Going through the mirror is about as unnatural as it gets. The soul is ripped from the body, but whatever natural transition occurs between life and death is completely absent here. It might have to do with the fact that reality (and perhaps the afterlife) doesn’t acknowledge their existence. Even if you die unknown and unmourned, you knew you existed. Reality knew you existed. That’s got to count for something. When even reality doesn’t acknowledge you ever existed, troubling things occur.

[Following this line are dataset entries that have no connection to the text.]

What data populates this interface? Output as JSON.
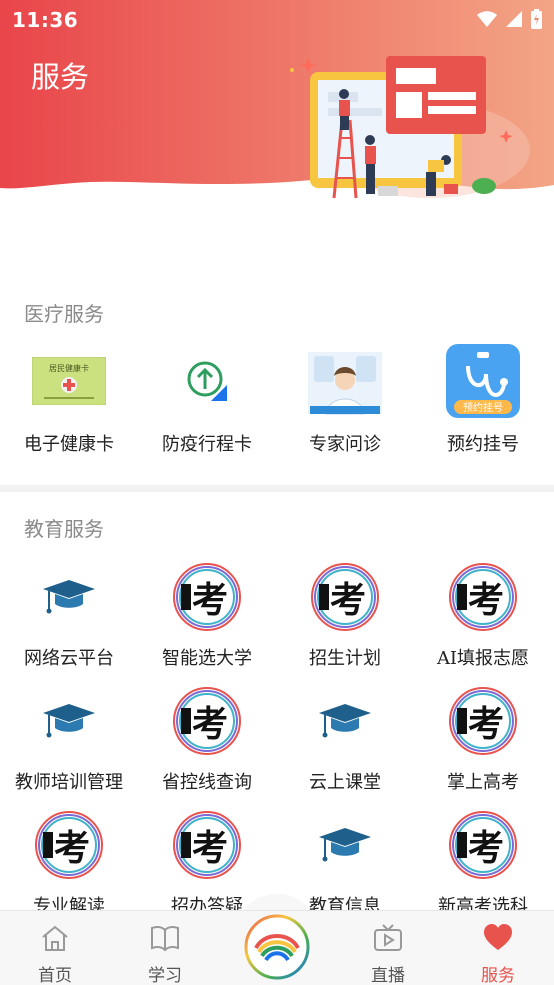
{
  "status_bar": {
    "time": "11:36"
  },
  "header": {
    "title": "服务"
  },
  "medical": {
    "title": "医疗服务",
    "items": [
      {
        "label": "电子健康卡",
        "icon": "health-card-icon"
      },
      {
        "label": "防疫行程卡",
        "icon": "trip-card-icon"
      },
      {
        "label": "专家问诊",
        "icon": "expert-consult-icon"
      },
      {
        "label": "预约挂号",
        "icon": "appointment-icon",
        "badge": "预约挂号"
      }
    ]
  },
  "education": {
    "title": "教育服务",
    "logo_text": "考",
    "items": [
      {
        "label": "网络云平台",
        "icon": "graduation-cap-icon"
      },
      {
        "label": "智能选大学",
        "icon": "exam-logo-icon"
      },
      {
        "label": "招生计划",
        "icon": "exam-logo-icon"
      },
      {
        "label": "AI填报志愿",
        "icon": "exam-logo-icon"
      },
      {
        "label": "教师培训管理",
        "icon": "graduation-cap-icon"
      },
      {
        "label": "省控线查询",
        "icon": "exam-logo-icon"
      },
      {
        "label": "云上课堂",
        "icon": "graduation-cap-icon"
      },
      {
        "label": "掌上高考",
        "icon": "exam-logo-icon"
      },
      {
        "label": "专业解读",
        "icon": "exam-logo-icon"
      },
      {
        "label": "招办答疑",
        "icon": "exam-logo-icon"
      },
      {
        "label": "教育信息",
        "icon": "graduation-cap-icon"
      },
      {
        "label": "新高考选科",
        "icon": "exam-logo-icon"
      }
    ]
  },
  "health_card": {
    "text": "居民健康卡"
  },
  "tabbar": {
    "items": [
      {
        "label": "首页",
        "icon": "home-icon"
      },
      {
        "label": "学习",
        "icon": "book-icon"
      },
      {
        "label": "直播",
        "icon": "tv-play-icon"
      },
      {
        "label": "服务",
        "icon": "heart-icon",
        "active": true
      }
    ]
  },
  "colors": {
    "accent": "#e8534e",
    "header_start": "#e9454a",
    "header_end": "#f3a585"
  }
}
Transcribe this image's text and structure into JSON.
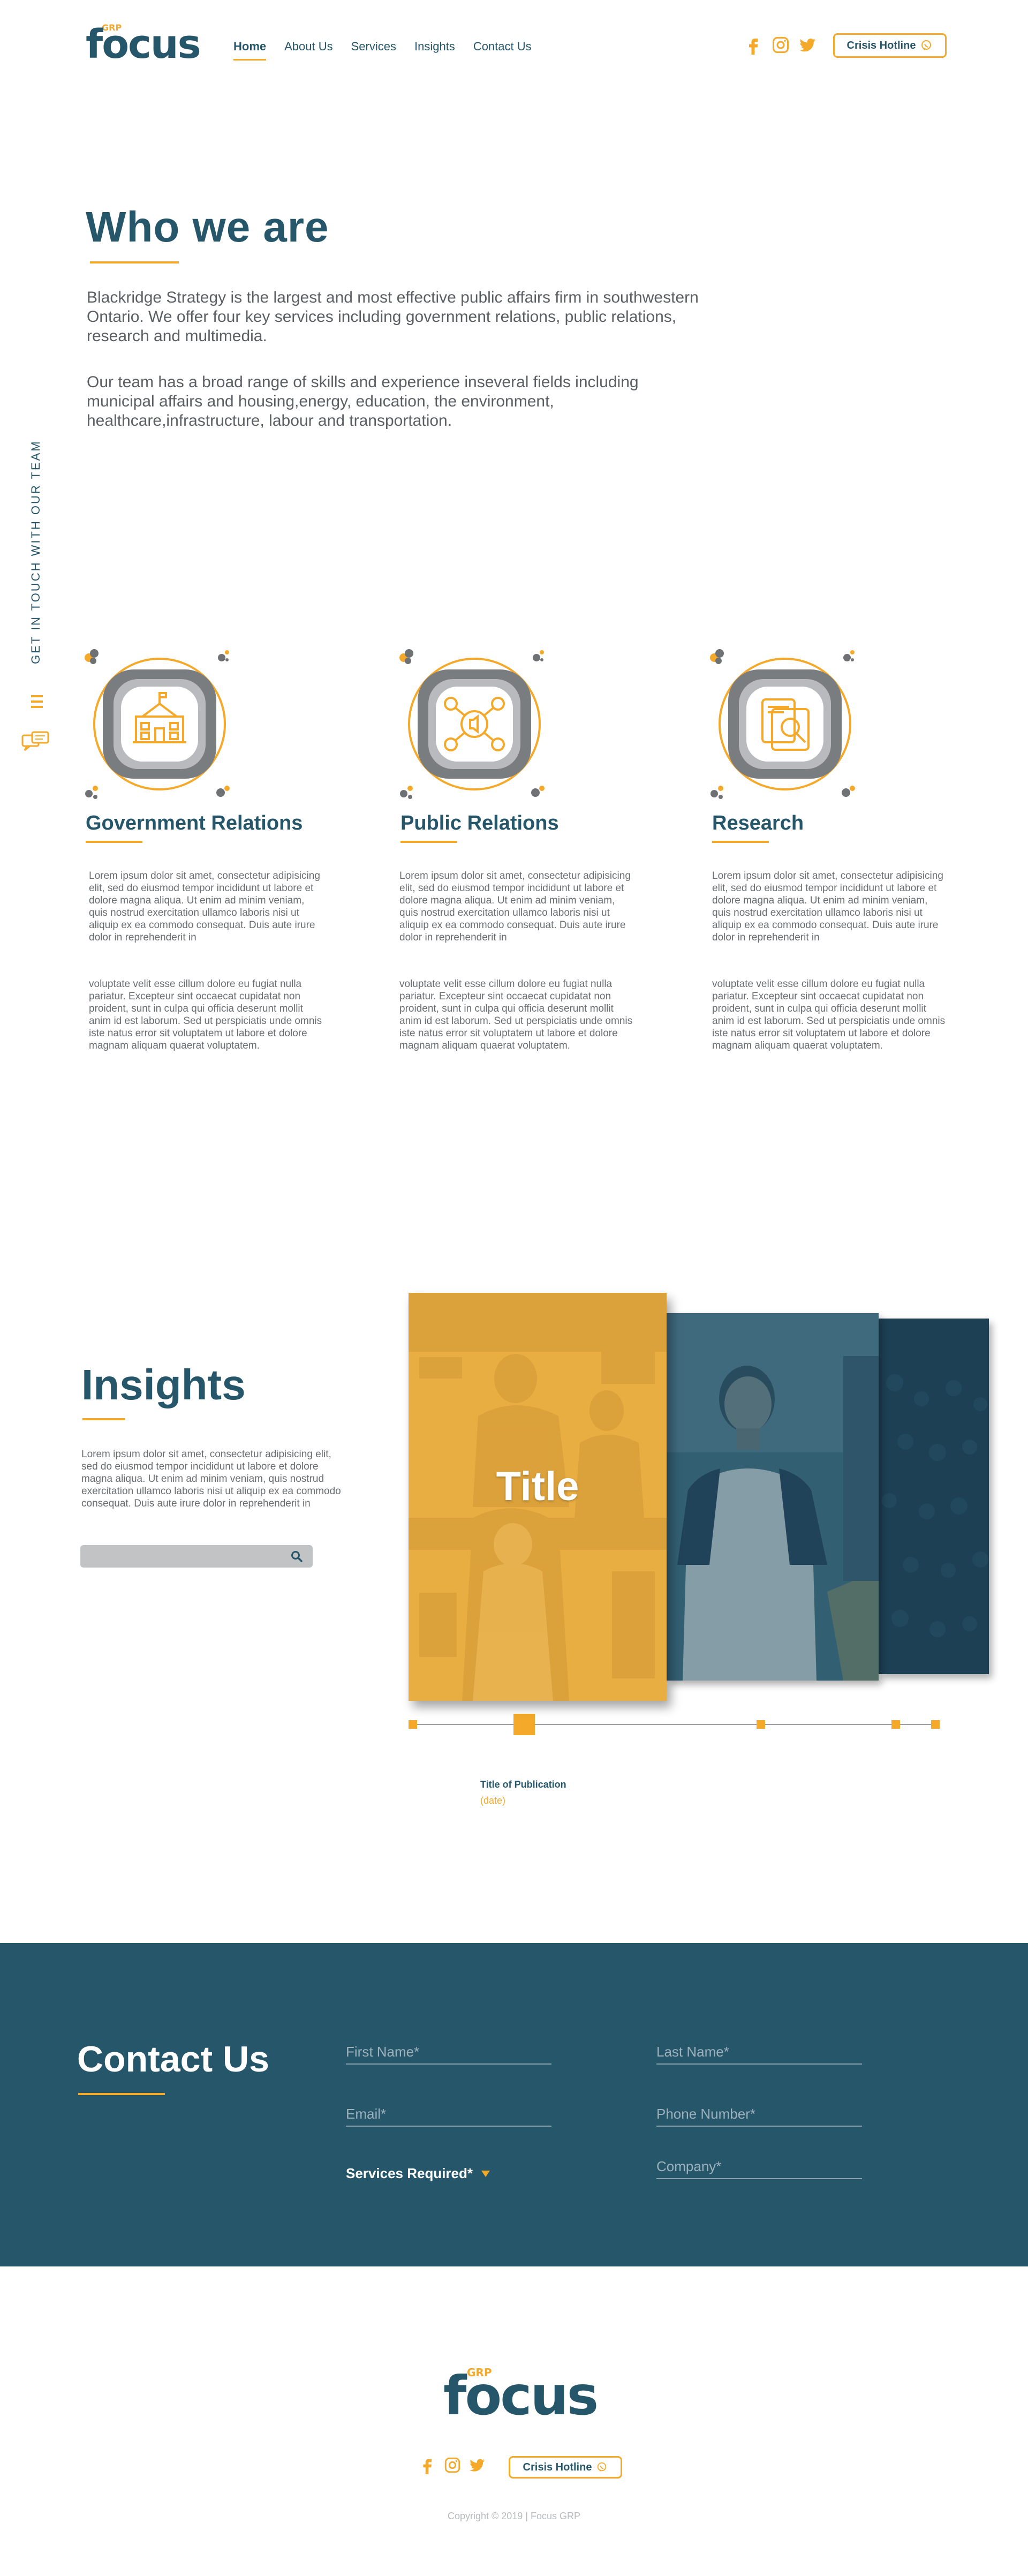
{
  "brand": {
    "grp": "GRP",
    "name": "focus"
  },
  "nav": [
    {
      "label": "Home",
      "active": true
    },
    {
      "label": "About Us"
    },
    {
      "label": "Services"
    },
    {
      "label": "Insights"
    },
    {
      "label": "Contact Us"
    }
  ],
  "social": {
    "icons": [
      "facebook-icon",
      "instagram-icon",
      "twitter-icon"
    ]
  },
  "hotline": {
    "label": "Crisis Hotline"
  },
  "side_tab": {
    "label": "GET IN TOUCH WITH OUR TEAM"
  },
  "about": {
    "title": "Who we are",
    "paragraph1": "Blackridge Strategy is the largest and most effective public affairs firm in southwestern Ontario. We offer four key services including government relations, public relations, research and multimedia.",
    "paragraph2": "Our team has a broad range of skills and experience inseveral fields including municipal affairs and housing,energy, education, the environment, healthcare,infrastructure, labour and transportation."
  },
  "services": [
    {
      "title": "Government Relations",
      "text1": "Lorem ipsum dolor sit amet, consectetur adipisicing elit, sed do eiusmod tempor incididunt ut labore et dolore magna aliqua. Ut enim ad minim veniam, quis nostrud exercitation ullamco laboris nisi ut aliquip ex ea commodo consequat. Duis aute irure dolor in reprehenderit in",
      "text2": "voluptate velit esse cillum dolore eu fugiat nulla pariatur. Excepteur sint occaecat cupidatat non proident, sunt in culpa qui officia deserunt mollit anim id est laborum. Sed ut perspiciatis unde omnis iste natus error sit voluptatem ut labore et dolore magnam aliquam quaerat voluptatem."
    },
    {
      "title": "Public Relations",
      "text1": "Lorem ipsum dolor sit amet, consectetur adipisicing elit, sed do eiusmod tempor incididunt ut labore et dolore magna aliqua. Ut enim ad minim veniam, quis nostrud exercitation ullamco laboris nisi ut aliquip ex ea commodo consequat. Duis aute irure dolor in reprehenderit in",
      "text2": "voluptate velit esse cillum dolore eu fugiat nulla pariatur. Excepteur sint occaecat cupidatat non proident, sunt in culpa qui officia deserunt mollit anim id est laborum. Sed ut perspiciatis unde omnis iste natus error sit voluptatem ut labore et dolore magnam aliquam quaerat voluptatem."
    },
    {
      "title": "Research",
      "text1": "Lorem ipsum dolor sit amet, consectetur adipisicing elit, sed do eiusmod tempor incididunt ut labore et dolore magna aliqua. Ut enim ad minim veniam, quis nostrud exercitation ullamco laboris nisi ut aliquip ex ea commodo consequat. Duis aute irure dolor in reprehenderit in",
      "text2": "voluptate velit esse cillum dolore eu fugiat nulla pariatur. Excepteur sint occaecat cupidatat non proident, sunt in culpa qui officia deserunt mollit anim id est laborum. Sed ut perspiciatis unde omnis iste natus error sit voluptatem ut labore et dolore magnam aliquam quaerat voluptatem."
    }
  ],
  "insights": {
    "title": "Insights",
    "text": "Lorem ipsum dolor sit amet, consectetur adipisicing elit, sed do eiusmod tempor incididunt ut labore et dolore magna aliqua. Ut enim ad minim veniam, quis nostrud exercitation ullamco laboris nisi ut aliquip ex ea commodo consequat. Duis aute irure dolor in reprehenderit in",
    "search_placeholder": "",
    "card_title": "Title",
    "publication_title": "Title of Publication",
    "publication_date": "(date)"
  },
  "contact": {
    "title": "Contact Us",
    "first_name": "First Name*",
    "last_name": "Last Name*",
    "email": "Email*",
    "phone": "Phone Number*",
    "services": "Services Required*",
    "company": "Company*"
  },
  "footer": {
    "copyright": "Copyright © 2019 | Focus GRP"
  },
  "colors": {
    "primary": "#26566a",
    "accent": "#f4a92a",
    "text": "#5b5f63"
  }
}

2. Madness usually happens quickly, but not immediately. Isolation checks, for example, build up over time, not all at once. The self checks may take a while to occur, since one has to discover that reality “forgot” about them. It’s a completely null existence. You can’t do or interact with anything. You can’t speak with anyone. Most normal people go completely mad and wink out. There are some who do not. I’ll speak on those later.
My trigger event deals with mirrors, so I’m happy to see this.
You gave me a good reason for not being able to get through them; our reflection blocks the way. Every movement is just repelled by the other you on the other side. I enjoyed this one, good job.
Ah, thank you.
Forgot to mention, Enoptromancers (see TedPro’s Mirror Magic adepts) probably have the highest chance of encountering an Unreflected, and there may be others aside from Leonard who know much more. Truly, these mirror magicians don’t know what they’re really messing with.
I met a guy once… well, heard of him… who said he was a vampire, but he wasn’t. The sun didn’t burn him, garlic didn’t slow him down, he didn’t even drink blood. Well, not other people’s blood.
The only things he had going for him were, he was crazy-strong, and he didn’t make no reflection. I just figured him out: He got so strong, he just shoved his reflection outta the way.
You can’t sneak up on him, ‘cuz he’s got some glasses set up so he can see right through his own head.